Moo Brew's Stout is one of the most storied in Australia, unsurprising, perhaps, given it's been around longer than the vast majority of Australian brewing companies and was also one of the first to regularly reappear in barrel aged form – in $25, individually numbered stubbies, no less. In 2018, it's the last of the regular Moo brews to make the transition to cans, something that should help it reach more hands than in the past.
At some point in its history, the beer also took on the tag "Velvet Sledgehammer", one that has remained with it to this day and is a good guide for anyone coming to it for the first time. For Velvet, read the oily, viscous, tar like quality of the deeply dark liquid.
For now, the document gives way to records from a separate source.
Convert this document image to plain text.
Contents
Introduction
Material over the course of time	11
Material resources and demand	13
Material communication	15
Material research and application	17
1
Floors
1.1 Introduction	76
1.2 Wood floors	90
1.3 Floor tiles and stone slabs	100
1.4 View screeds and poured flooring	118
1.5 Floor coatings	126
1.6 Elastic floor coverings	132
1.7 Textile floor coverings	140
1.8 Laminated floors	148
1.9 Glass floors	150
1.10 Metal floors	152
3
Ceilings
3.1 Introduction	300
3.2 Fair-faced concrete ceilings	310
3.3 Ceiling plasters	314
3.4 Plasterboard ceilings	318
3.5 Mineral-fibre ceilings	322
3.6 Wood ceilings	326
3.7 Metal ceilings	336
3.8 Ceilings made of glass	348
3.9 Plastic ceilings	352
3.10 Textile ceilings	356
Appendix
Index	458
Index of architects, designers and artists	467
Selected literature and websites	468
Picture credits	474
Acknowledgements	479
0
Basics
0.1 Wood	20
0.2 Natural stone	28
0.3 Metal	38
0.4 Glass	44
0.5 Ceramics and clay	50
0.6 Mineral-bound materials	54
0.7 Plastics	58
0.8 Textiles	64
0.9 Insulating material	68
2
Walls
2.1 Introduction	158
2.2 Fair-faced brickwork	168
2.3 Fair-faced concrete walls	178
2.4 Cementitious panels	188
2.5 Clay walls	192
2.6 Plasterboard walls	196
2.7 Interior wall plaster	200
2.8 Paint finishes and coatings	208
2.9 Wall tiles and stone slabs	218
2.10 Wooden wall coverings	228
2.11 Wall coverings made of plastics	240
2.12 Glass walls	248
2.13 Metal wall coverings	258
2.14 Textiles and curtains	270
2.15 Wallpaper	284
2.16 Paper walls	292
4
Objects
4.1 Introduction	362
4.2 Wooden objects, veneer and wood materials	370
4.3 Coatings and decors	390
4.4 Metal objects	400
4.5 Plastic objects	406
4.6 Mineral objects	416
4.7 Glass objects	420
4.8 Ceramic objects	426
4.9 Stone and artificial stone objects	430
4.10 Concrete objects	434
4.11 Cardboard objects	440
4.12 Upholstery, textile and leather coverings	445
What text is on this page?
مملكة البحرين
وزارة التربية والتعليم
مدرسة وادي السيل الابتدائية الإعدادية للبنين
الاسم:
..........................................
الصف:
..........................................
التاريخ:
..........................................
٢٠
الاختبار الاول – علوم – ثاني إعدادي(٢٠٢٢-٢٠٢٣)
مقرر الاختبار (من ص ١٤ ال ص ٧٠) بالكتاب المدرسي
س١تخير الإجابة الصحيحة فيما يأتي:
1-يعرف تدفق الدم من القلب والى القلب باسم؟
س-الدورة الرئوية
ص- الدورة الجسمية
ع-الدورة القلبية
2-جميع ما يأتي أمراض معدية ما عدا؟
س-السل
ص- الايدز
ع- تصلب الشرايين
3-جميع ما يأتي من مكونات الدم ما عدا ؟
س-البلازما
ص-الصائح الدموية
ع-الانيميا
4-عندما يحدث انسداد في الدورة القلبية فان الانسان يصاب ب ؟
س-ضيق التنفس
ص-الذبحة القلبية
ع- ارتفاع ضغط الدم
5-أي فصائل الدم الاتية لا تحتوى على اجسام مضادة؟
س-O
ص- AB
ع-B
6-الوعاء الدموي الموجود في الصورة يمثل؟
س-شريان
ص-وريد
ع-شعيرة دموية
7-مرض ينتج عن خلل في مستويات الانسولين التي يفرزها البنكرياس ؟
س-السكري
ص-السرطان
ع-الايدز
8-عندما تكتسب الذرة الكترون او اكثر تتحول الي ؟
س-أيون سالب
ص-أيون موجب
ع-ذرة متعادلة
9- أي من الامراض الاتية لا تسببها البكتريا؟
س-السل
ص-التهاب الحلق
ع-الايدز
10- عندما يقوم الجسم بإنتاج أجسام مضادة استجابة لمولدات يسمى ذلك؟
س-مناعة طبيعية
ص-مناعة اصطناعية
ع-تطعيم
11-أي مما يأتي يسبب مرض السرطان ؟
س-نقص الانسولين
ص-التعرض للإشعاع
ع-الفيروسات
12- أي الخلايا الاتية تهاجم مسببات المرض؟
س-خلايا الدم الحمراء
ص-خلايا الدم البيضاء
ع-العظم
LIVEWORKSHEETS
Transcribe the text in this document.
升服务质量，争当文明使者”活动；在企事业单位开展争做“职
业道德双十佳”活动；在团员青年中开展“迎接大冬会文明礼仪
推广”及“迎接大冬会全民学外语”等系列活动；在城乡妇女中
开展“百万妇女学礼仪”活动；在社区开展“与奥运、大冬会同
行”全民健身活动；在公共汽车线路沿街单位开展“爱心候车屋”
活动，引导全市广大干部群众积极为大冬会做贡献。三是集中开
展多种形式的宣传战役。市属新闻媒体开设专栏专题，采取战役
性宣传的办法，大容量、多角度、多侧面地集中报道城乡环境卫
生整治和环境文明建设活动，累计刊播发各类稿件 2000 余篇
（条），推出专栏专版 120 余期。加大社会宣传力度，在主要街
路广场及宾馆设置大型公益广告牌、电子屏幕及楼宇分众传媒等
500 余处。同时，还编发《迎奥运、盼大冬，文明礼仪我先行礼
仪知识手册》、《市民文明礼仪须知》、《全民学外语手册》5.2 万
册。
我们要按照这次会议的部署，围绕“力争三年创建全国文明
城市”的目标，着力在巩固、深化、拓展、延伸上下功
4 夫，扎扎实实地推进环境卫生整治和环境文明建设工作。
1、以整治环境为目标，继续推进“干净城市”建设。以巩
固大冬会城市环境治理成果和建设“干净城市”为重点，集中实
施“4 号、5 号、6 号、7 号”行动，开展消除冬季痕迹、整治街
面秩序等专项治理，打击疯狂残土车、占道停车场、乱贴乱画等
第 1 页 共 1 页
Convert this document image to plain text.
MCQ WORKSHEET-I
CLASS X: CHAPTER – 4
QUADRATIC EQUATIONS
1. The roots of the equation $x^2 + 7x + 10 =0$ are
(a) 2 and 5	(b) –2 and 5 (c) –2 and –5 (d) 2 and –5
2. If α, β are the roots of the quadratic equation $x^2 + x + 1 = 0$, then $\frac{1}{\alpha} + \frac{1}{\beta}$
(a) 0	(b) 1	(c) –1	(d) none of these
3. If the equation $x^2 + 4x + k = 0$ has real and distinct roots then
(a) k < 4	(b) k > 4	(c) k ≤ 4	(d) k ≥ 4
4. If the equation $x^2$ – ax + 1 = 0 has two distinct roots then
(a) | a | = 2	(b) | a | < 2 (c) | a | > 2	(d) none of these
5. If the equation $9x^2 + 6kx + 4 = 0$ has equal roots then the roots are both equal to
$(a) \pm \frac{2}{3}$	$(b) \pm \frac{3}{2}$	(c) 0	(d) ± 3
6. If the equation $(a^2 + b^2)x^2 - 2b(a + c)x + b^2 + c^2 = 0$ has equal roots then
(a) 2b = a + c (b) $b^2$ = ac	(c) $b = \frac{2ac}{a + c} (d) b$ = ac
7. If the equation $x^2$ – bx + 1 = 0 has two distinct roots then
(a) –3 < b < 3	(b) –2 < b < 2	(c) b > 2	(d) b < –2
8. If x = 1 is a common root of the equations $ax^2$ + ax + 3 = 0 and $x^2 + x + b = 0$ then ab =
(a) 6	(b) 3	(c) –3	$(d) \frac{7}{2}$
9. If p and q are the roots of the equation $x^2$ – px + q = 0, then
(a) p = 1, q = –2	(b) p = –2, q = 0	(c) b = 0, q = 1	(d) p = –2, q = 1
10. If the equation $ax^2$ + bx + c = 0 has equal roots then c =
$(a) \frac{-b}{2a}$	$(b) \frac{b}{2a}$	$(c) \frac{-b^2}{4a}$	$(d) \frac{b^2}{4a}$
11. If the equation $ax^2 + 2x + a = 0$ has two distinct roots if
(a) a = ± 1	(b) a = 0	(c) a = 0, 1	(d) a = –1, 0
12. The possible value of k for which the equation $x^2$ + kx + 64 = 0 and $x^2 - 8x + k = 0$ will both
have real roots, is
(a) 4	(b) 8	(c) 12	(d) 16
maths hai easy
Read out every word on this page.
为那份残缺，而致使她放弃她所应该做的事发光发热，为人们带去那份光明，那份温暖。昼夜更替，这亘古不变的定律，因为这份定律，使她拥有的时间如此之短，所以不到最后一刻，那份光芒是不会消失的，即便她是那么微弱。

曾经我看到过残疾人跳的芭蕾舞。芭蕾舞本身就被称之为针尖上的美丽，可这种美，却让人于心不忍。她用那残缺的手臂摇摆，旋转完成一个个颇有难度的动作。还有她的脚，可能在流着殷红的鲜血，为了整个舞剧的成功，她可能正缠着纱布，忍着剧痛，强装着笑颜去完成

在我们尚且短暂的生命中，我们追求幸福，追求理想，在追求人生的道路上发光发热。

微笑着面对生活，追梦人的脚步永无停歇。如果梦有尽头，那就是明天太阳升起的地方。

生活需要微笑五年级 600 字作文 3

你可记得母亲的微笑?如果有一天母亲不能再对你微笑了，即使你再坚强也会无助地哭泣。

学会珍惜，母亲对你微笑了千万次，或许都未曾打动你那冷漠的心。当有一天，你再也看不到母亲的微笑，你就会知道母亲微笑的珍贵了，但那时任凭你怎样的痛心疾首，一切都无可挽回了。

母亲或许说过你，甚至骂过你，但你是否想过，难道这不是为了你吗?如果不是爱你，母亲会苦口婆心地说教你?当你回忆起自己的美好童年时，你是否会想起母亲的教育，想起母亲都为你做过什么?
For Sledgehammer, read pretty much everything else: this is a beer that sits, ABV wise, midway between pretty much every stout released in Australia at one end and imperial stouts at the other. Yet it packs plenty of punch into its 8 percent, giving it an impact to match many bigger beers. The heavy load of roasted and specialty malts deliver dark chocolate and bitter, Italian style espresso, but also liquorice, molasses and a sharp roasted bitterness, accompanied by a plenty of earthy, woody hop flavours.
In the battle between its constituent parts, you'd say, despite Velvet's best intentions, it's the Sledgehammer that delivers the telling blow.